Unacceptable if you ask me.

The only one of the top manufactures who are supporting the entire stack and promptly is Gigabyte.

The only reason why I look back retrospectively is one day your board will be old too and those with a track record of not supporting their older boards will let you down.

Gigabyte seems to be the one to go for.
 
Talk of B550 and x670 coming (Oct so a long time away yet). I did a google and MSI's support for the x370 series is also shockingly bad. They are all beta bioses.

Asrock have also proved to be pants. But at least they HAVE released the new Agesa earlier this month. But take the Taichi x370, it went from ABB to waiting 6 months for the 1004 Agesa.

Unacceptable if you ask me.

The only one of the top manufactures who are supporting the entire stack and promptly is Gigabyte.

The only reason why I look back retrospectively is one day your board will be old too and those with a track record of not supporting their older boards will let you down.

Gigabyte seems to be the one to go for.

Not only are the x370 board bioses in beta, they also have removed the nice interface and put a crappy one on to save space for microcode.
 
Thanks. Yea seen it's been out for a while now but dont really want to be running a beta version on y system.

What the heck are Asus playing at. It's been 5 months since this Agesa first started to be released and they still haven't managed to release it across all their lineup...

It feels bad to spend £180 on an x570 mobo just for an up to date bios... but it's tempting. :o

Havent ASUS always been known for this? they one of the worst offenders for long term support, especially on low end boards.
 
Talk of B550 and x670 coming (Oct so a long time away yet). I did a google and MSI's support for the x370 series is also shockingly bad. They are all beta bioses.

Asrock have also proved to be pants. But at least they HAVE released the new Agesa earlier this month. But take the Taichi x370, it went from ABB to waiting 6 months for the 1004 Agesa.

Unacceptable if you ask me.

The only one of the top manufactures who are supporting the entire stack and promptly is Gigabyte.

The only reason why I look back retrospectively is one day your board will be old too and those with a track record of not supporting their older boards will let you down.

Gigabyte seems to be the one to go for.

I have always felt the rapid switching of chipsets was done to appease the vendors. AMD may have annoyed the board vendors with their long term support policy, it wouldnt surprise me that the x570 boards been so expensive was kind of the vendors getting their own back from lost profits.

The 450 boards have better support than x370 right?
 
I have always felt the rapid switching of chipsets was done to appease the vendors. AMD may have annoyed the board vendors with their long term support policy, it wouldnt surprise me that the x570 boards been so expensive was kind of the vendors getting their own back from lost profits.

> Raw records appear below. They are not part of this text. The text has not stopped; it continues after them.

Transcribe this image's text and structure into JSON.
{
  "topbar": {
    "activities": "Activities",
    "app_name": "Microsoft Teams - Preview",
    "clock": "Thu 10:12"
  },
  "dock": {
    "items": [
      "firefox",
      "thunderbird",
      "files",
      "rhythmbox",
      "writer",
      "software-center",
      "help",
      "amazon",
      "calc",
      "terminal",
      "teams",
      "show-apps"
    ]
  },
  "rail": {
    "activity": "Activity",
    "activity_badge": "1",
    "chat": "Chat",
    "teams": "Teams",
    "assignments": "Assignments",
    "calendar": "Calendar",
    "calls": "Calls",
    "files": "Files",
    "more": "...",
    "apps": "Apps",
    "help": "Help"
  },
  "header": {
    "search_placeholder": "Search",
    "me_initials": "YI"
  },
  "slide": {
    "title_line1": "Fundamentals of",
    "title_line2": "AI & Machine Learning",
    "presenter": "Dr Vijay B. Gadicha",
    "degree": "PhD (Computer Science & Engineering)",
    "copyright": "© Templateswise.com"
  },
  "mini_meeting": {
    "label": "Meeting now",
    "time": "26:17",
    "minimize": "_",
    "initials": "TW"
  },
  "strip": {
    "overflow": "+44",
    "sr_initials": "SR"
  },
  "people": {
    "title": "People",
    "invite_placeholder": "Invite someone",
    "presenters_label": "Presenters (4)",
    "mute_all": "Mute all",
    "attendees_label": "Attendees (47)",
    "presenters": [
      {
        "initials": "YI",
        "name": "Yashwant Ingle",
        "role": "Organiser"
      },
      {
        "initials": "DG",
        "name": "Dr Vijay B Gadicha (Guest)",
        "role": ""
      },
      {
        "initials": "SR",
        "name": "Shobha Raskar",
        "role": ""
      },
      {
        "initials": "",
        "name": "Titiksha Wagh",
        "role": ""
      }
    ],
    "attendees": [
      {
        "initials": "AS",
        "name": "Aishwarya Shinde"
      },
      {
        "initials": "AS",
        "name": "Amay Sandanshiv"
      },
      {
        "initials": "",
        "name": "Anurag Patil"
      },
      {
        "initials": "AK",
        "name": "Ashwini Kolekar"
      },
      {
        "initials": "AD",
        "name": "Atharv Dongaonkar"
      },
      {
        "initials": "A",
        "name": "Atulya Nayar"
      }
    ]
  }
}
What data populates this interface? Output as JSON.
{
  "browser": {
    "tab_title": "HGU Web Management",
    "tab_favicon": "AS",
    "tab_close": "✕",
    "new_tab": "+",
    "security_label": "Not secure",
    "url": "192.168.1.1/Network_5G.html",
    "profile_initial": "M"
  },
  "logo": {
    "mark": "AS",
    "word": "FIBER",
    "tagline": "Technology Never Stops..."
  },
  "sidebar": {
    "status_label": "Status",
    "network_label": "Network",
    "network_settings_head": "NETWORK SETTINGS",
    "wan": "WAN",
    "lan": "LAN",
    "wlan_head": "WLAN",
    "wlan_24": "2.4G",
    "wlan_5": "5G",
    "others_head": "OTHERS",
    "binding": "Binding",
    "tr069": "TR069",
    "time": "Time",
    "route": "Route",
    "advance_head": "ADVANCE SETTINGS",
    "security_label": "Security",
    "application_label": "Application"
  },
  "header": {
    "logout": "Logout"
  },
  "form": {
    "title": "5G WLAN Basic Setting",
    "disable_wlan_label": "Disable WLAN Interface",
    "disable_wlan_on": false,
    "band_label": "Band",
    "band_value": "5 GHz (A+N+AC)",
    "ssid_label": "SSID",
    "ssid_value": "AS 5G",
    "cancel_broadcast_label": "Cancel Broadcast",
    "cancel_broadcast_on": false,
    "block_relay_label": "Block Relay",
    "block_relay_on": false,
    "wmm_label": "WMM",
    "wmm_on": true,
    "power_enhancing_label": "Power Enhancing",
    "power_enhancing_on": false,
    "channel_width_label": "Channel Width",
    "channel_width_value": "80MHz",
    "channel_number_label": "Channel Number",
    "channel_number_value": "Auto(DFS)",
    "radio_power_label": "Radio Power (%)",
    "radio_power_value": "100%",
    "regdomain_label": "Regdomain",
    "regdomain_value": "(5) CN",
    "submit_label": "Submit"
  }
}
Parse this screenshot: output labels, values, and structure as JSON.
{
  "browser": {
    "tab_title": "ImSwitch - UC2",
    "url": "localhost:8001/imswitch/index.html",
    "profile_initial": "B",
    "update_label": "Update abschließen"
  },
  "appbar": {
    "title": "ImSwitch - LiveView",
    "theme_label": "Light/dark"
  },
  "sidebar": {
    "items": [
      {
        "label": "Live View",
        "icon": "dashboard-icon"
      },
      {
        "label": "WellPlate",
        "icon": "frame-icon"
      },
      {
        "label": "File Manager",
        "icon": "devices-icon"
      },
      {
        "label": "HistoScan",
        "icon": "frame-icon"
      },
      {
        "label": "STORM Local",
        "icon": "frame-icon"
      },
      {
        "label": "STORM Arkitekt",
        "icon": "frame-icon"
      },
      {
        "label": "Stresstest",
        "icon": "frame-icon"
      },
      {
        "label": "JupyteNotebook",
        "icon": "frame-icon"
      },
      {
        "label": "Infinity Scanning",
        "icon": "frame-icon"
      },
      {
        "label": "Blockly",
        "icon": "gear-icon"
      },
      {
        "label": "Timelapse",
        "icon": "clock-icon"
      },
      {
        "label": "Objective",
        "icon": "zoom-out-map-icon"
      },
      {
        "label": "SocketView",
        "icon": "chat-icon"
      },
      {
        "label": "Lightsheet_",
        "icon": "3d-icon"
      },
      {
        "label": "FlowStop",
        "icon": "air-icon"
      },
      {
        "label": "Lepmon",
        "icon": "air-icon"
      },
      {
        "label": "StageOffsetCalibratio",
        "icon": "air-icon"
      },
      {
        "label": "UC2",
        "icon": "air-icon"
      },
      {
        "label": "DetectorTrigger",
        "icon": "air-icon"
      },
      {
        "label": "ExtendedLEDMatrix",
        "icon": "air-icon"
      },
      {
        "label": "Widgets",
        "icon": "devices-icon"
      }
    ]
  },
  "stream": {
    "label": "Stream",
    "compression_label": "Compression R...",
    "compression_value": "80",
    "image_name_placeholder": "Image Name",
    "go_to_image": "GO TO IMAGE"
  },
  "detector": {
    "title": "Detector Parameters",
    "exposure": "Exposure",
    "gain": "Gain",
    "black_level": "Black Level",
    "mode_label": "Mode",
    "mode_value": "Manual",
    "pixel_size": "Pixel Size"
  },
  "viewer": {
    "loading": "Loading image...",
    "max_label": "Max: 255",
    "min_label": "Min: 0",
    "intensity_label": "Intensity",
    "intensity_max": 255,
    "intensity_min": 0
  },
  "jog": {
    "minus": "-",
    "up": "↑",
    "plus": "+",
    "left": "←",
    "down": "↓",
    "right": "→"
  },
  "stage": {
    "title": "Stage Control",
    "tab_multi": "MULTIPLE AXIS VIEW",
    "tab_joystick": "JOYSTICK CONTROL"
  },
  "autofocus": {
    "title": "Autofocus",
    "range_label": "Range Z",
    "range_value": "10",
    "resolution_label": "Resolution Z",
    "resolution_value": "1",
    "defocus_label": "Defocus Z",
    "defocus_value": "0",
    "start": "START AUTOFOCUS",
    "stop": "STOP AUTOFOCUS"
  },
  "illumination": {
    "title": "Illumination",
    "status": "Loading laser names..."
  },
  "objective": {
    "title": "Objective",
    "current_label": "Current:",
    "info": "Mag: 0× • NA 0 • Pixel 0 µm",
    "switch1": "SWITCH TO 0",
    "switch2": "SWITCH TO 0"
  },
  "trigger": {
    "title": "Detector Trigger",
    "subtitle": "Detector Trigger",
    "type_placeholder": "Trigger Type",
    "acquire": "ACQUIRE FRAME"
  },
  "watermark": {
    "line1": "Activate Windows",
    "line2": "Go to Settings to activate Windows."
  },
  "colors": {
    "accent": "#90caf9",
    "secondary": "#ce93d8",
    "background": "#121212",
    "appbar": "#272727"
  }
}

The 450 boards have better support than x370 right?

MSI seem to prioritize support as such x570 > b450/x470 max > b450/x470 > b350/x370 i guess it makes sense as they want to draw people to buying newer hardware and keep the people who brought the newer stuff happy.
 
MSI seem to prioritize support as such x570 > b450/x470 max > b450/x470 > b350/x370 i guess it makes sense as they want to draw people to buying newer hardware and keep the people who brought the newer stuff happy.

In a commercial sense, at any given point in time, the owners of your most recent products are also most likely to buy your products again soon so you want to give them support first, someone who owns a very old products is statistically less likely to spend money soon so gets the least support
 
In a commercial sense, at any given point in time, the owners of your most recent products are also most likely to buy your products again soon so you want to give them support first, someone who owns a very old products is statistically less likely to spend money soon so gets the least support

Wouldn't it be the other way round? Those who have just bought should be least likely to buy again. Whilst whose with boards now ageing or aged are most likely to be the ones purchasing surely?